The guidelines establish consistent terminology and definitions, diagnostic criteria and patient management practices. Additional topics covered by the guidelines include the prevalence of food allergy and management of acute allergic reactions to food, including anaphylaxis. The report also identifies gaps about what is known about food allergy.
NIAID Director Anthony S. Fauci, MACP, said, “Because these guidelines provide standardized, concise recommendations on how to diagnose and manage food allergy and treat acute food allergy reactions across specialties, we expect both clinicians and food allergy patients to greatly benefit from these clear state-of-the-science clinical standards.”
The guidelines define food allergies and food intolerances, breaks down why prevalence has been so hard to establish, looks at co-morbid conditions such as asthma, and breaks down how clinicians should diagnose food allergies.
In brief, food allergies should be considered in those presenting with anaphylaxis or any combination of other symptoms that occur within minutes to hours of ingesting food, especially in young children and/or if symptoms have followed the ingestion of a specific food on more than one occasion. Following a detailed history and physical, a skin prick test may help identify foods at issue, although it alone is not considered diagnostic.
Intradermal tests and routine total serum IgE should not be used, and the atopy patch test should not be used in noncontact food allergies. However, food elimination diets may be useful in diagnosis, and double-blind, placebo-controlled food challenges are a gold standard.

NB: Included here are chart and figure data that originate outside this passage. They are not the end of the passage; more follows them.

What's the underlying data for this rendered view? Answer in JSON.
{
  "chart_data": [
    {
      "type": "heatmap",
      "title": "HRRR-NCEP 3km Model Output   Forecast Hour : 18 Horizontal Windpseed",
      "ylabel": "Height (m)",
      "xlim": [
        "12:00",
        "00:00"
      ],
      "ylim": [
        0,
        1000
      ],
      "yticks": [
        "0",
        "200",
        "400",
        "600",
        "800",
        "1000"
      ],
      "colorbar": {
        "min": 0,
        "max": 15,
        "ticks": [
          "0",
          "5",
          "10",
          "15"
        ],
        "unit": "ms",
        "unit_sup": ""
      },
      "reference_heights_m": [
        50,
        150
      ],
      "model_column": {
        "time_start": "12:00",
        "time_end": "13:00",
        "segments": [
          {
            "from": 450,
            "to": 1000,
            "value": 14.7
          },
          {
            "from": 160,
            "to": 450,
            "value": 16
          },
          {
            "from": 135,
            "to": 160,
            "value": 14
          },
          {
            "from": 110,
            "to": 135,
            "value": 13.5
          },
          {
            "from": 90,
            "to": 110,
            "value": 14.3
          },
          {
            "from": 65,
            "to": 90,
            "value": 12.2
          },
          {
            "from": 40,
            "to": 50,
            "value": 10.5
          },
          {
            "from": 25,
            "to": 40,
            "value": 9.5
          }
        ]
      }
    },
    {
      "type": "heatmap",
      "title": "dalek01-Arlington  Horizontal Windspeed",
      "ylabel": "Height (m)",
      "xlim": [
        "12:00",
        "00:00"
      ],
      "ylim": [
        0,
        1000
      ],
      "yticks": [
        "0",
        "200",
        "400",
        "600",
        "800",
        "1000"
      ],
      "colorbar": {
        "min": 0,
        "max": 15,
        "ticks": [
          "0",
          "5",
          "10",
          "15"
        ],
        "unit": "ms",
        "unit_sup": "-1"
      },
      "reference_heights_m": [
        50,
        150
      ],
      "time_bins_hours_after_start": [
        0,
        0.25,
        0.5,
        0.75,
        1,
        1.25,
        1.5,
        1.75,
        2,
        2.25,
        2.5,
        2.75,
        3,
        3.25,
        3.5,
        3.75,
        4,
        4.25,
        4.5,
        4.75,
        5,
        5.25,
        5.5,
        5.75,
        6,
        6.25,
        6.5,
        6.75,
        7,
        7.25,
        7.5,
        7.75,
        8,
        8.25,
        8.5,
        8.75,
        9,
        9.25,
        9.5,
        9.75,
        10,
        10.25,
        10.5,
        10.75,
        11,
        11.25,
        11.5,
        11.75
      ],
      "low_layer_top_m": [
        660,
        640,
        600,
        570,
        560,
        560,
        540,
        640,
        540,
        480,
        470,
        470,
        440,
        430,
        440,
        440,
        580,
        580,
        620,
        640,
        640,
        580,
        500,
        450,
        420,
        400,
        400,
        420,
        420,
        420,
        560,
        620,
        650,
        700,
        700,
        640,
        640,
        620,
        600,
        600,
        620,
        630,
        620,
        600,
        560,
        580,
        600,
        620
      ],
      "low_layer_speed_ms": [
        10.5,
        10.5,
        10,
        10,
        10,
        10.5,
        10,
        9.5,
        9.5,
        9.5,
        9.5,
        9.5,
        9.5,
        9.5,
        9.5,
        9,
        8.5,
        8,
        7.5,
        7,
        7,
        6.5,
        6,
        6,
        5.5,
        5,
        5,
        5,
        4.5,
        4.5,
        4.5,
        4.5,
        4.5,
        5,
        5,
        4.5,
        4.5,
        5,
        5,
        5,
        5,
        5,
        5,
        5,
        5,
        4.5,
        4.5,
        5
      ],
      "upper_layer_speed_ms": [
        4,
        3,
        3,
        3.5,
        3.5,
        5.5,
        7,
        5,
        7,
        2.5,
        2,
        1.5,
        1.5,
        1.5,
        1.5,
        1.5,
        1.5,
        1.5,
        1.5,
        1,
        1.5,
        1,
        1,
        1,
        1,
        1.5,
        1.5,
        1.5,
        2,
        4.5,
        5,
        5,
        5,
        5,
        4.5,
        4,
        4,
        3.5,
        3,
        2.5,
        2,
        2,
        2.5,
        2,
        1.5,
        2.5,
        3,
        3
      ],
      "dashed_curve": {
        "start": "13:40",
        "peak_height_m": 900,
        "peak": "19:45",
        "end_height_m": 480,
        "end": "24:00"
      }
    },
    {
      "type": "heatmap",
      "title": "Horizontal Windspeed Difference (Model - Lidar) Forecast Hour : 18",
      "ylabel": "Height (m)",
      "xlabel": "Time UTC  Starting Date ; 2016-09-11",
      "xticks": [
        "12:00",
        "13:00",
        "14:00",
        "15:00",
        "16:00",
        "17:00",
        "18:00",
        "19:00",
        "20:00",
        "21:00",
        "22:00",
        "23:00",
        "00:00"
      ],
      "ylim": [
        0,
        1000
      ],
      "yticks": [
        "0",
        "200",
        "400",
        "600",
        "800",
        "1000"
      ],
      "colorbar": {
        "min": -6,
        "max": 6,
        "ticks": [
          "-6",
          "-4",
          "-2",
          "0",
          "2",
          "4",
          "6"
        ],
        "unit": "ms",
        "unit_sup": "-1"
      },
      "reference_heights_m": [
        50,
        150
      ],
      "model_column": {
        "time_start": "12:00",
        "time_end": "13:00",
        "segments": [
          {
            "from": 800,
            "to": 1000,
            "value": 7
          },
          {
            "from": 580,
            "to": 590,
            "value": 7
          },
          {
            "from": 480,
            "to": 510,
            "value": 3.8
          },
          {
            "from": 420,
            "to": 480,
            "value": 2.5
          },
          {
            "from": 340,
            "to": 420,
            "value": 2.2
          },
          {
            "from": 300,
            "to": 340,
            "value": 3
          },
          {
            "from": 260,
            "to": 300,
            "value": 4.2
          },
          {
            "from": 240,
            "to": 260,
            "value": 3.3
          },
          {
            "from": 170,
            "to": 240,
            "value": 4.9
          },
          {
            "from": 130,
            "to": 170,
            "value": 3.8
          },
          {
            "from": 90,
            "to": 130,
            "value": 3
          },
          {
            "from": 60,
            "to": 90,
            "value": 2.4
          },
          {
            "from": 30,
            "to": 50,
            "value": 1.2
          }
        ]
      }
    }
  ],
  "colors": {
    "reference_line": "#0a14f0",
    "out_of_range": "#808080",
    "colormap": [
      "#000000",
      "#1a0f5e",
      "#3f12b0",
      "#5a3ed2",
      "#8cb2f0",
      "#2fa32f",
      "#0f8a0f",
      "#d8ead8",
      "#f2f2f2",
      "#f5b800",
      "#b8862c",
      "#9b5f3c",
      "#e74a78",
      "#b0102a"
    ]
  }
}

These tests should not be used to diagnose IgE-mediated food allergies:
–basophil histamine release/activation,
–gastric juice analysis,
–endoscopic allergen provocation,
–electrodermal test (Vega), and
–mediator release assay (LEAP diet)
Management stresses avoiding the food that causes the allergy, but also stresses education, careful attention to food labels and regular growth checks. The panel did not recommend avoiding potentially allergenic foods as a means of managing eosinophilic esophagitis, food protein-induced allergic proctocolitis, or asthma.
Follow-up intervals depend upon the patient’s history, allergy, and age.
There are no medications recommended to prevent food allergies. Antihistamines may be used to manage symptoms. Drug therapies have been used when the allergen is difficult to avoid or results in nutritional deficiencies.
The panel does not recommend restricting maternal diet during pregnancy or lactation to prevent later food allergies. Also, all infants should be exclusively breast-fed until four to six months, unless medical reasons contraindicate, and soy infant formula instead of cow’s milk infant formula should not be used to try and prevent allergies in “at-risk” infants, such as those with siblings with allergies. Hydrolyzed infant formulas, as opposed to cow’s milk formula, may be considered for preventing the development of food allergies in at-risk infants who are not exclusively breast-fed, while considering cost and availability. Solid foods should not be delayed beyond 4 to 6 months of age. Potentially allergenic foods may be introduced at this time as well.
Treatment for food-induced anaphylaxis should focus on prompt and rapid treatment, intramuscular epinephrine as first-line therapy in all cases, and then adjunctive treatments such as bronchodilation, antihistamines and supplemental oxygen.
Food allergy has become a serious health concern in the United States. Recent studies estimate that food allergy affects nearly 5 percent of children younger than 5 years old and 4 percent of teens and adults. Its prevalence appears to be on the rise, according to NIAID.